Dans les pays importateurs de pétrole, la croissance reste trop faible pour faire reculer le chômage. De plus, les autorités ont une marge de manœuvre limitée pour engager des dépenses. Pour favoriser l’activité du secteur privé et stimuler l’emploi, les autorités peuvent donner des possibilités de formation et d’éducation, accroître le taux d’activité féminine (par une budgétisation sensible au genre comme au Maroc) et renforcer les règles de protection des investisseurs, comme en Jordanie et en Mauritanie.
Le coût des conflits
Les conflits régionaux en cours, qui se sont traduits par un grand nombre de réfugiés et de personnes déplacées, continuent d’avoir un coût humanitaire élevé, mais aussi de graves conséquences économiques, tant dans les pays directement affectés par un conflit que chez leurs voisins.
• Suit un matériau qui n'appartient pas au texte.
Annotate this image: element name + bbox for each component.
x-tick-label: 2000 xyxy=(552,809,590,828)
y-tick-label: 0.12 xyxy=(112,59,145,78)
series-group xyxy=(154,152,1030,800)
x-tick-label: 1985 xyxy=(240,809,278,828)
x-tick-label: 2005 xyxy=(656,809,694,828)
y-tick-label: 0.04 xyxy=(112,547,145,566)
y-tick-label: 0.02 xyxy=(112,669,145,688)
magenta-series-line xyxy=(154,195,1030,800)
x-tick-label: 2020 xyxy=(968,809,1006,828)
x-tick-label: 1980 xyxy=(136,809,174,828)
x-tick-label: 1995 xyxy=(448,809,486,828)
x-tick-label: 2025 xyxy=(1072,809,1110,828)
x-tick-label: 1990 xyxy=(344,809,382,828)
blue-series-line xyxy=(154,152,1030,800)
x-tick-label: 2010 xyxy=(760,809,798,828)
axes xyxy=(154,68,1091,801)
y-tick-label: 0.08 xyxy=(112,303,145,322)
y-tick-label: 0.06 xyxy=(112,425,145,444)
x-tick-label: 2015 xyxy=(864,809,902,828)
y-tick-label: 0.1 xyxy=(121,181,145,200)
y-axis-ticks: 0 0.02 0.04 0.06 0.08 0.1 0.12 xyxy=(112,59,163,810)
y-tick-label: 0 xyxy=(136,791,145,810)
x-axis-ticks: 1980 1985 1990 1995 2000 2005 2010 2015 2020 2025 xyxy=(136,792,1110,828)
« Nous savons que les conflits demeurent une préoccupation majeure pour les pays de la région Moyen-Orient et Afrique du Nord, et le FMI partage cette préoccupation » a déclaré Jihad Azour.
De concert avec des partenaires internationaux, le FMI aide les pays touchés par un conflit à faire face aux conséquences économiques défavorables immédiates et se tient prêt à soutenir les efforts de reconstruction une fois que les conflits s’apaisent. Ainsi, il apporte une assistance technique de grande ampleur en Somalie et une aide financière à l’Afghanistan et à l’Iraq.
« La responsabilité d’améliorer la situation humanitaire et économique dans les parties de la région touchées par des conflits n’incombe pas seulement aux pays ; c’est un impératif international », a-t-il affirmé.